Pour un nombre croissant de Chinois pros économie de marché, cette réussite et cette popularité qui s’effacent derrière les récentes mesures du gouvernement chinois, témoignent d’une diminution des libertés économiques. Certains de ces libéraux y voient un schéma similaire aux années 50, période qui précède la révolution culturelle chinoise et qui avait abouti à la disparition de la classe capitaliste. « Vous pouvez soit avoir un contrôle absolu, soit avoir une économie dynamique et innovante. Mais il est peu probable que vous puissiez avoir les deux », considère Fred Hu, qui siège au conseil d’administration d’Ant Group et qui a fondé la société d’investissement Primavera Capital Group à Hong Kong, l’un des investisseurs de l’entreprise de Jack Ma.

Alors que la Chine compte plus de milliardaires que les États-Unis et l’Inde confondus, quelque 600 millions de personnes gagnent 150 dollars ou moins par mois.

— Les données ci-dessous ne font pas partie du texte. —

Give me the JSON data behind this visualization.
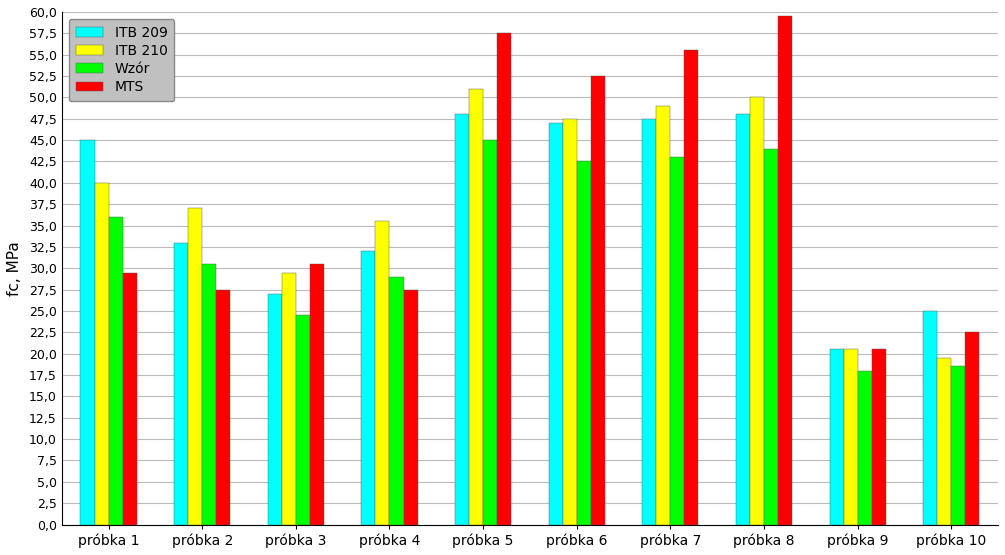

Sur les 11 premiers mois de l’année 2020, la consommation chinoise a chuté de 5%. Dans le même temps, le secteur du luxe devrait lui augmenter de 50%. En outre, nombre de jeunes Chinois se sont endettés pour leurs études, et ont aujourd’hui un travail qui ne leur donne pas les moyens de s’acheter des logements dans les grandes villes du pays. Pour eux, l’heure est à la désillusion et cela pourrait incarner une menace pour Pékin.